RE: MediaDefender Proposal: Web Crawler

From: Ben Grodsky <>
Date: Tue, 10 Apr 2007 20:48:38 -0700

Jeremy or Mo,
We were wondering whether you've had time to consider the below. Please let us know your thoughts.


From: Ben Grodsky
Sent: Wed 21-Mar-07 20:43
Cc: Randy Saaf; Jay Mairs
Subject: MediaDefender Proposal: Web Crawler

 Jeremy and Mo,


Per our previous conversation, outlined herein is MediaDefender's proposed method to gather and transmit information to the IFPI about illegal website sources for musical tracks.

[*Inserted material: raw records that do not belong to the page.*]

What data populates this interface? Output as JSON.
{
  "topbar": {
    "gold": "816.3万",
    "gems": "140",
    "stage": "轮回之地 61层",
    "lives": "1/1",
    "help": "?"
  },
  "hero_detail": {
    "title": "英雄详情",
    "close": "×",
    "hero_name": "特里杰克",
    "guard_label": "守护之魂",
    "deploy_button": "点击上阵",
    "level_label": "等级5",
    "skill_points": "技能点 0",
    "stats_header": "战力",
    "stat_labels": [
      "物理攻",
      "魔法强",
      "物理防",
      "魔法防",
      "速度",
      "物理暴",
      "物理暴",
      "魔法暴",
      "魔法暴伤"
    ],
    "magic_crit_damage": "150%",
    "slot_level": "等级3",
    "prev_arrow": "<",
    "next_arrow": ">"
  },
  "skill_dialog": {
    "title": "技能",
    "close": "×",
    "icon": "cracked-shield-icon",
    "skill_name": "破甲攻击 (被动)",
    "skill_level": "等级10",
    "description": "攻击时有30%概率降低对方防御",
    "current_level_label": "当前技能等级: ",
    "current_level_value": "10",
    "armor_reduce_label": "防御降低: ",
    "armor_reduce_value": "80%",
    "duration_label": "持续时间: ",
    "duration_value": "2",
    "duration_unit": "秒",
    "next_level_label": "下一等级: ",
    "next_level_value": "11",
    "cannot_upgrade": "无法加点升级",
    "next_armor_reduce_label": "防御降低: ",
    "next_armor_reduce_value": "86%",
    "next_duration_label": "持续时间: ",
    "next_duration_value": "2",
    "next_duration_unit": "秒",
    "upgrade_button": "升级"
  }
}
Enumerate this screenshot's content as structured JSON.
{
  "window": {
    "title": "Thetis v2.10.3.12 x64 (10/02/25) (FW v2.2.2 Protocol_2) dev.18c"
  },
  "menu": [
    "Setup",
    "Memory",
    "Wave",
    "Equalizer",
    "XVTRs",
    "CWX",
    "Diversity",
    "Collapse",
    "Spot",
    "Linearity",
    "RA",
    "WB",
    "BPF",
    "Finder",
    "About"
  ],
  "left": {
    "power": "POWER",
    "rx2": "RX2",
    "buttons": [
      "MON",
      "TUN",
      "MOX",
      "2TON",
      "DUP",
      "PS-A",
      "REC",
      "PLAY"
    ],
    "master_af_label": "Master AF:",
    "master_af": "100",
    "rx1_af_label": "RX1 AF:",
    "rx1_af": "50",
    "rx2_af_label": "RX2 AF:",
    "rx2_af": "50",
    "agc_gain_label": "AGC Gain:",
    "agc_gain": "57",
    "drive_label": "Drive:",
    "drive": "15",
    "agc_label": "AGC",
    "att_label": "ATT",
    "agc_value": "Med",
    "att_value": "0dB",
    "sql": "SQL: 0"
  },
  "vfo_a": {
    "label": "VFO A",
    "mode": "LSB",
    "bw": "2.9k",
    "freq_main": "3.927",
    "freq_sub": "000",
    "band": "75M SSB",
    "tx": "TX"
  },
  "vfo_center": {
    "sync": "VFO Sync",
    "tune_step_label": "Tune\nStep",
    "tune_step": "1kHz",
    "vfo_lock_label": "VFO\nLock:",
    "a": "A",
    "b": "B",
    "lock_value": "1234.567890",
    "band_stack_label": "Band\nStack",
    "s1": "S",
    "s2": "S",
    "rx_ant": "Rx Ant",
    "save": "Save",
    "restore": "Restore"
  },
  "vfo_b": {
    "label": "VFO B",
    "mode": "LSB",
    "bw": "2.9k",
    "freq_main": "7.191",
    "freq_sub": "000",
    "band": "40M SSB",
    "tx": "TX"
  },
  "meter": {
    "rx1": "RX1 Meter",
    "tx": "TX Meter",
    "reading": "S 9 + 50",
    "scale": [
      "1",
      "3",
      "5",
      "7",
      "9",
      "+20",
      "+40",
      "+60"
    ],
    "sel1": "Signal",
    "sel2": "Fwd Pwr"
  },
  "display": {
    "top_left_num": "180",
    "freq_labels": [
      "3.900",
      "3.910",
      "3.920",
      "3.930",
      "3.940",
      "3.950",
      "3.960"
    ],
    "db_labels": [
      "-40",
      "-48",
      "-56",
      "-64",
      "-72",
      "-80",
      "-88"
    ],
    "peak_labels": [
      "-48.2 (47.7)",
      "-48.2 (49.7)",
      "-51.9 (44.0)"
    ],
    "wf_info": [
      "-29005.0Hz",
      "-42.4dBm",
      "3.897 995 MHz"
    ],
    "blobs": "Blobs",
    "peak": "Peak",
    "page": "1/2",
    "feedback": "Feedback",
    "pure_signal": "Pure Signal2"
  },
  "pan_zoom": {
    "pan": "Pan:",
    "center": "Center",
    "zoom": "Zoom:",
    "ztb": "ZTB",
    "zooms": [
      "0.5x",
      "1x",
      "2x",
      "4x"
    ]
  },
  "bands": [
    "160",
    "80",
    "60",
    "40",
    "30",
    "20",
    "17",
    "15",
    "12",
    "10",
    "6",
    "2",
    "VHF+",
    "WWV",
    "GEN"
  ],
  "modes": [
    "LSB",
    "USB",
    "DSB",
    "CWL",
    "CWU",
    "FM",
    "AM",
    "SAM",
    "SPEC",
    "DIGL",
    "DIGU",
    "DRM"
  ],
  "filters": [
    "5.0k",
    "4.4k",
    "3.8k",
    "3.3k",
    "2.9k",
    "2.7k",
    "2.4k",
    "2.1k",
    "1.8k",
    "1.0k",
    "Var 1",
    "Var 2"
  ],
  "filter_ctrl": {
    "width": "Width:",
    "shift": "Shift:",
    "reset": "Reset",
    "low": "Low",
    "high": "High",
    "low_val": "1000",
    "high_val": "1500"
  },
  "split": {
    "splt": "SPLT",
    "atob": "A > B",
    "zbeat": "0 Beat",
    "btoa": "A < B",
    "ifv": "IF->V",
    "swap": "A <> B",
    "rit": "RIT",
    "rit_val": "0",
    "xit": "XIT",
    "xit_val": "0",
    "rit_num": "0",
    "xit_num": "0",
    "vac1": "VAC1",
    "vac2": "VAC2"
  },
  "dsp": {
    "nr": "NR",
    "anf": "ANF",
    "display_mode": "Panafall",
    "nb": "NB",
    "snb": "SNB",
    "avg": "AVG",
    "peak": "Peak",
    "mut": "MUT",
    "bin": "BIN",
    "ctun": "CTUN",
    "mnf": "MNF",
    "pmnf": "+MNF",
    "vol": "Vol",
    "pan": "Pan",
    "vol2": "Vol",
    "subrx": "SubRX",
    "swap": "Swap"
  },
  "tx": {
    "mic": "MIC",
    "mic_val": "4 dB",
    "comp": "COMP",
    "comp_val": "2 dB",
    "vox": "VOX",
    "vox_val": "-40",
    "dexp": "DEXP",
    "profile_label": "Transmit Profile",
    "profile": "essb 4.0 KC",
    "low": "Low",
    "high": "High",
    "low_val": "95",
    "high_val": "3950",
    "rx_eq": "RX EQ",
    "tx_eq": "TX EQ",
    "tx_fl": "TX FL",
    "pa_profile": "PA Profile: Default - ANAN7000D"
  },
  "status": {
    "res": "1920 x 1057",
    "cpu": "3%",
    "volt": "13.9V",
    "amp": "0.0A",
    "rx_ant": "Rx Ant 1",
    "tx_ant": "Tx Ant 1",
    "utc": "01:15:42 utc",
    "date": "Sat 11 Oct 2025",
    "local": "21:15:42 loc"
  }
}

Data Collection: MediaDefender will search Google ( for known keywords in order to generate a list of websites leading to mp3 files, using both an Automated and Human approach. While MediaDefender will endeavor to develop automated tools, so that a high volume of searching can be accommodated, MediaDefender recognizes the inherent limitations in a fully automated system and will rely heavily on human input.

        * Automated

                        * That list will then be a Focused List of sites ("Focus List") that MediaDefender iterates through at a high rate for additional known keywords.
                        * MediaDefender's system will be able to iterate through a list of over 20,000 key words, provided by IFPI.

        * Human

                        * MediaDefender Data Analysts ("Data Analysts") will also search High Priority keywords ("High Priority") several times daily, taking special note to update the Focus List as new sites generate online chatter/buzz.
                        * Data Analysts will be advanced to user verification systems, or other tests designed to circumvent automated website parsing, to facilitate thorough searching on more advanced websites.

* Reporting: MediaDefender will report to Customer via an XML feed to Customer's specifications. Said feed will include the artist, album, source website, time, date and verify the link was accessible at the time crawled.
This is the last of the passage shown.